Brusquement, une racine se dressa sur son chemin et la jeune femme ne pu l'éviter. Son pieds s'y coinça et elle sentit son équilibre tout entier disparaître alors que le monde chavirait autour d'elle. Elle s'affala de tout son long sur le tapis gelé et seuls ses avants bras amortirent le choc, s'enfonçant dans le sol. Sous la violence de l'impact, ses cheveux se libérèrent de leur lien pour tomber devant son visage, l'aveuglant à moitié. Tout bruit se coupa et le monde autour d'elle sembla s'effacer pour se reformer. La neige avait à nouveau disparu pour laisser place à un tapis de verdure qui s'étendait entre les arbres, sous ses yeux écarquillés. Un craquement de branche faillit la faire sursauter. Des bottes passèrent devant son regard. Des bottes masculines qui avançaient avec précaution dans les bois. C'est là qu'elle reconnu l'arbalète qui pendant à la ceinture du mystérieux individus à travers le brouillard de sa chevelure. Son cœur se serra dans sa poitrine alors qu'une vague de chaleur la gagna, annihilant l'espace d'une fraction de seconde, la douleur. 

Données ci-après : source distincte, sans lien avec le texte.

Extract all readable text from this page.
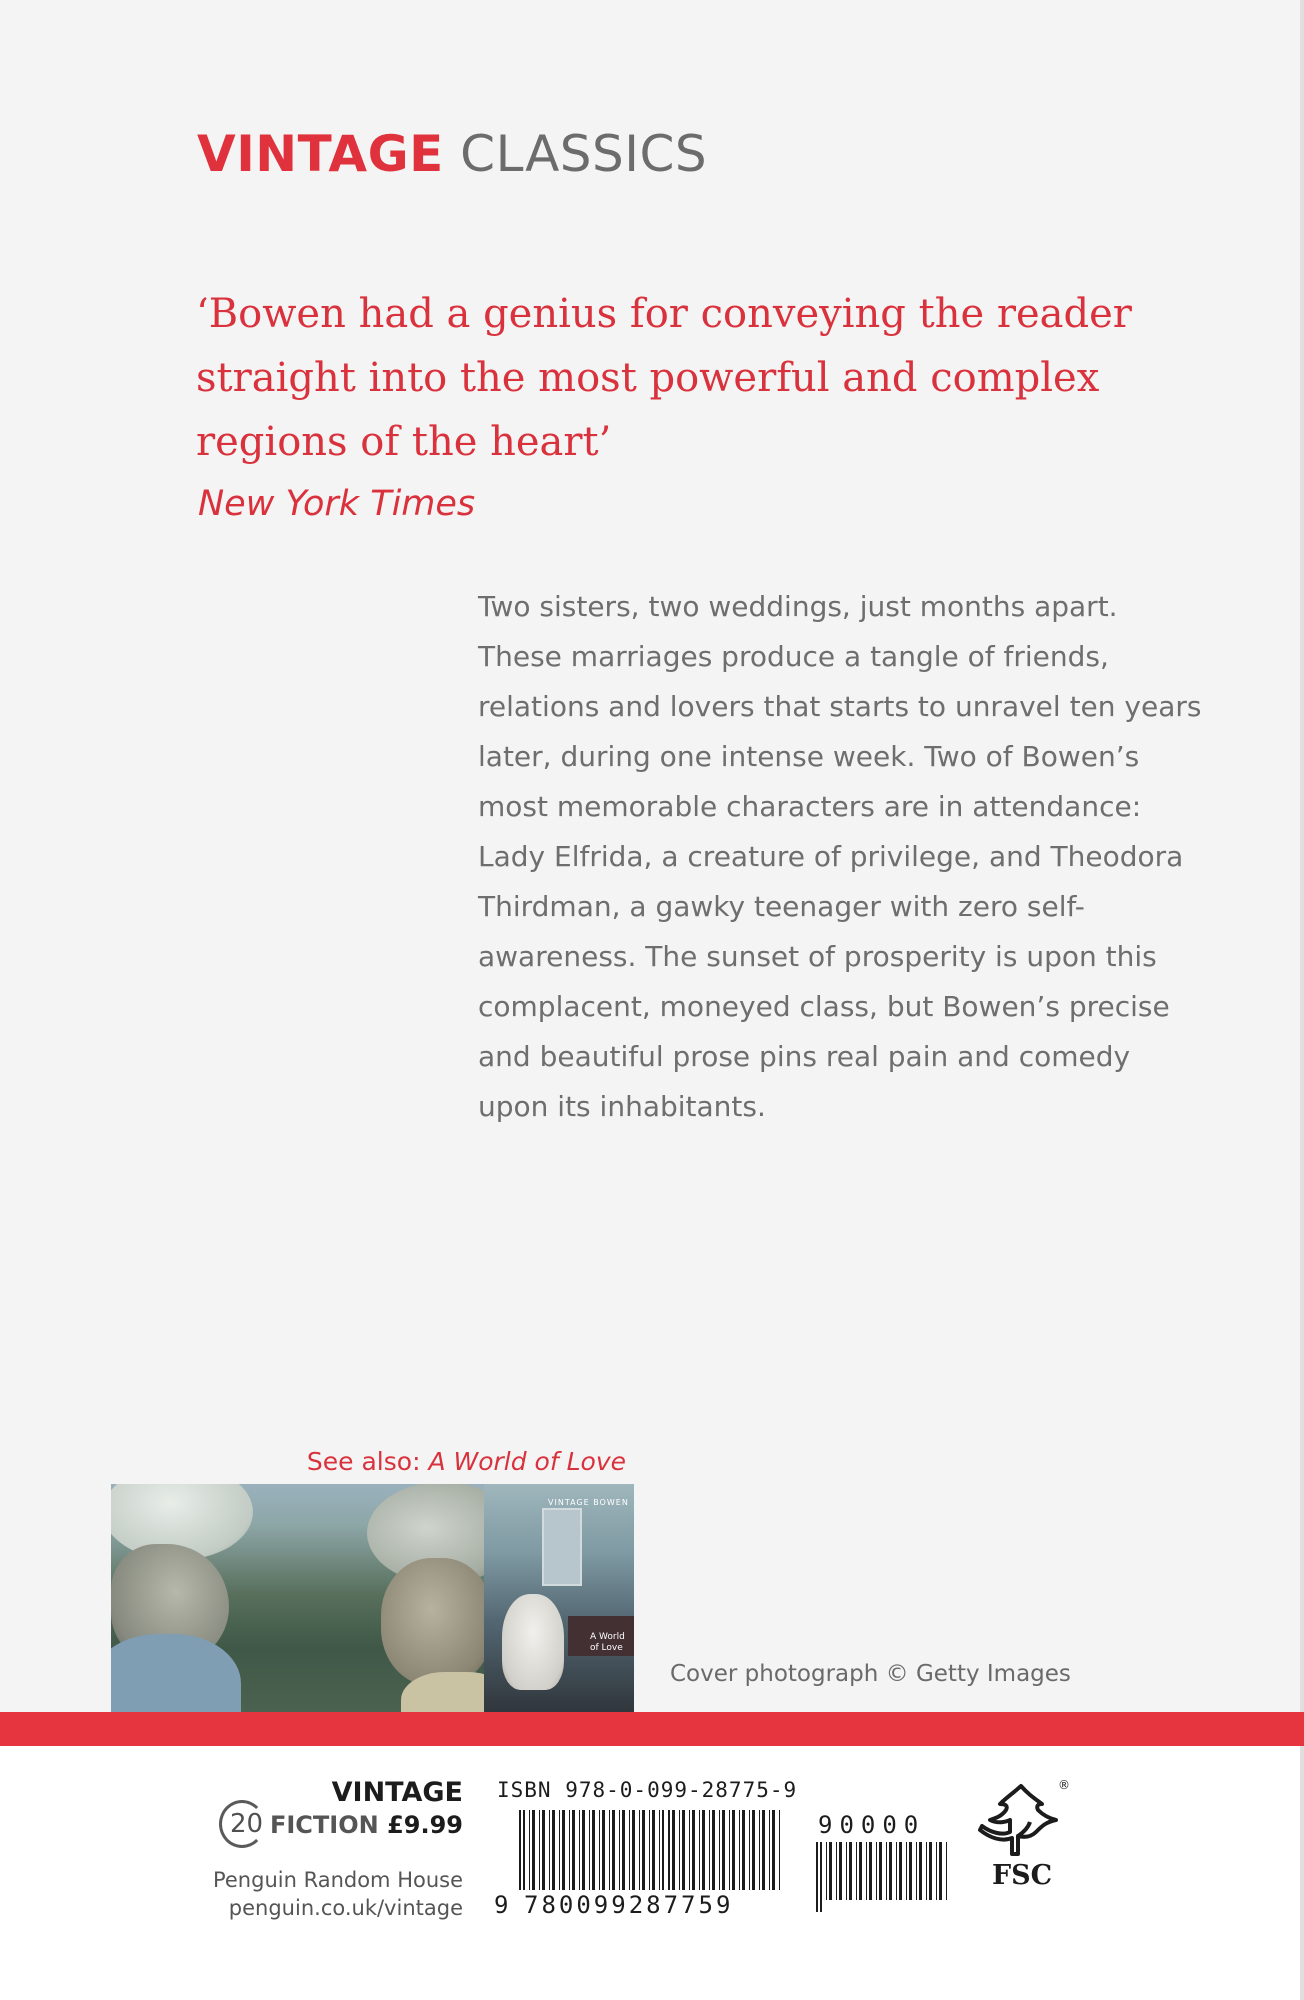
VINTAGE CLASSICS
‘Bowen had a genius for conveying the reader straight into the most powerful and complex regions of the heart’
New York Times

Two sisters, two weddings, just months apart.

These marriages produce a tangle of friends,

relations and lovers that starts to unravel ten years

later, during one intense week. Two of Bowen’s

most memorable characters are in attendance:

Lady Elfrida, a creature of privilege, and Theodora

Thirdman, a gawky teenager with zero self-

awareness. The sunset of prosperity is upon this

complacent, moneyed class, but Bowen’s precise

and beautiful prose pins real pain and comedy

upon its inhabitants.

See also: A World of Love
VINTAGE BOWEN
A World of Love
Cover photograph © Getty Images
20
VINTAGE
FICTION £9.99
Penguin Random House
penguin.co.uk/vintage
ISBN 978-0-099-28775-9
9 780099287759
90000
®
FSC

Avec difficulté, elle se releva et tituba. Tout était flou, rien n'était clair. Les deux moments se superposaient dans sa tête. Qu'est-ce qui était réel ? Qu'est-ce qui ne l'était pas ? 

Au prix d'un effort ultime, elle avança vers l'homme et lui attrapa le bras, le forçant à se retourner. Elle ne s'attendait pas à ce que cela fonctionne. Pourtant, il se retourna. De courts cheveux bruns méchés d'argenté, des yeux gris, des traits communs mais pourtant respirant la bonté et le courage... Le cœur de Gretel rata un battement. Son frère, son jumeau, sa moitié... Il était là ! Juste là ! Devant elle... Cela faisait si longtemps qu'elle ne l'avait pas vu... Pétrifiée, elle le dévisageait, cherchant à graver chaque détail dans sa mémoire. 

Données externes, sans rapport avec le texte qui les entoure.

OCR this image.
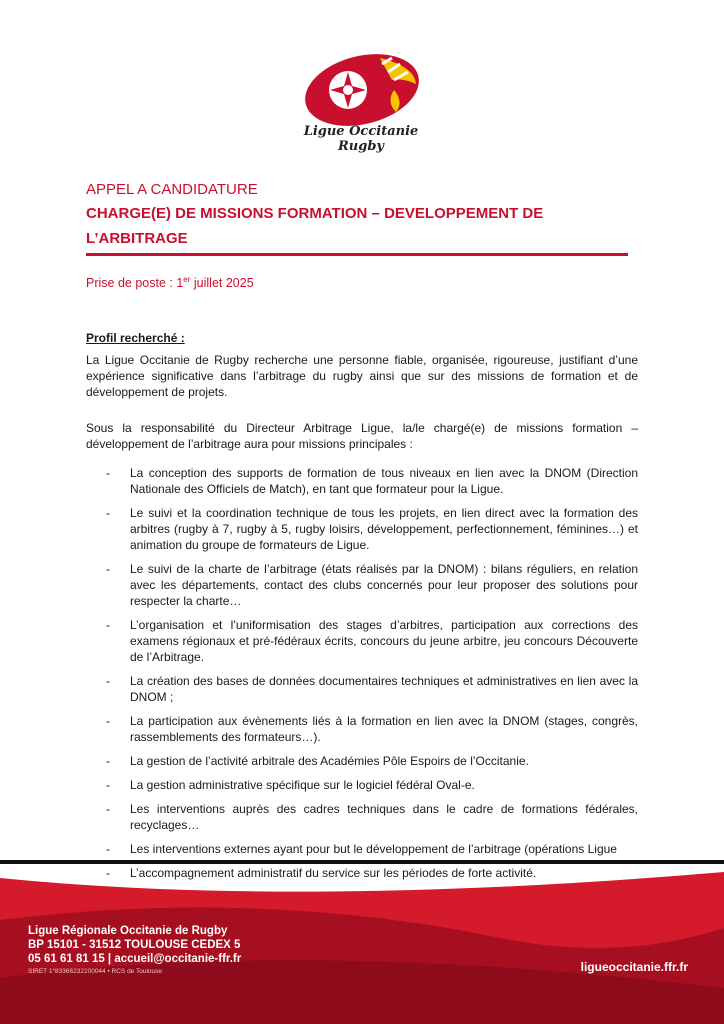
Ligue Occitanie Rugby
APPEL A CANDIDATURE
CHARGE(E) DE MISSIONS FORMATION – DEVELOPPEMENT DE
L’ARBITRAGE
Prise de poste : 1er juillet 2025
Profil recherché :
La Ligue Occitanie de Rugby recherche une personne fiable, organisée, rigoureuse, justifiant d’une expérience significative dans l’arbitrage du rugby ainsi que sur des missions de formation et de développement de projets.
Sous la responsabilité du Directeur Arbitrage Ligue, la/le chargé(e) de missions formation – développement de l’arbitrage aura pour missions principales :
- La conception des supports de formation de tous niveaux en lien avec la DNOM (Direction Nationale des Officiels de Match), en tant que formateur pour la Ligue.
- Le suivi et la coordination technique de tous les projets, en lien direct avec la formation des arbitres (rugby à 7, rugby à 5, rugby loisirs, développement, perfectionnement, féminines…) et animation du groupe de formateurs de Ligue.
- Le suivi de la charte de l’arbitrage (états réalisés par la DNOM) : bilans réguliers, en relation avec les départements, contact des clubs concernés pour leur proposer des solutions pour respecter la charte…
- L’organisation et l’uniformisation des stages d’arbitres, participation aux corrections des examens régionaux et pré-fédéraux écrits, concours du jeune arbitre, jeu concours Découverte de l’Arbitrage.
- La création des bases de données documentaires techniques et administratives en lien avec la DNOM ;
- La participation aux évènements liés à la formation en lien avec la DNOM (stages, congrès, rassemblements des formateurs…).
- La gestion de l’activité arbitrale des Académies Pôle Espoirs de l’Occitanie.
- La gestion administrative spécifique sur le logiciel fédéral Oval-e.
- Les interventions auprès des cadres techniques dans le cadre de formations fédérales, recyclages…
- Les interventions externes ayant pour but le développement de l’arbitrage (opérations Ligue
- L’accompagnement administratif du service sur les périodes de forte activité.
Ligue Régionale Occitanie de Rugby
BP 15101 - 31512 TOULOUSE CEDEX 5
05 61 61 81 15 | accueil@occitanie-ffr.fr
SIRET 1°83366232200044 • RCS de Toulouse	ligueoccitanie.ffr.fr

Mais contrairement à elle, il ne la voyait pas. L'homme fronça des sourcils, surpris par cet élan qui l'avait poussé à se retourner et, secouant la tête, reprit sa traque.

Gretel tituba un instant, un coup de vent secouant les pans de son manteau et elle retourna brusquement à la réalité. L'air lui manqua. Elle suffoquait, incapable de reprendre pleinement contact avec ce qui l'entourait. Ce souvenir qu'elle venait de voir, cette image... C'était la dernière de son frère avant qu'il ne disparaisse. Elle ferma les yeux, tentant de se concentrer sur celle-ci pour ne pas céder à la terreur.

Il fallait que le souvenir revienne ! Elle voulait le revoir !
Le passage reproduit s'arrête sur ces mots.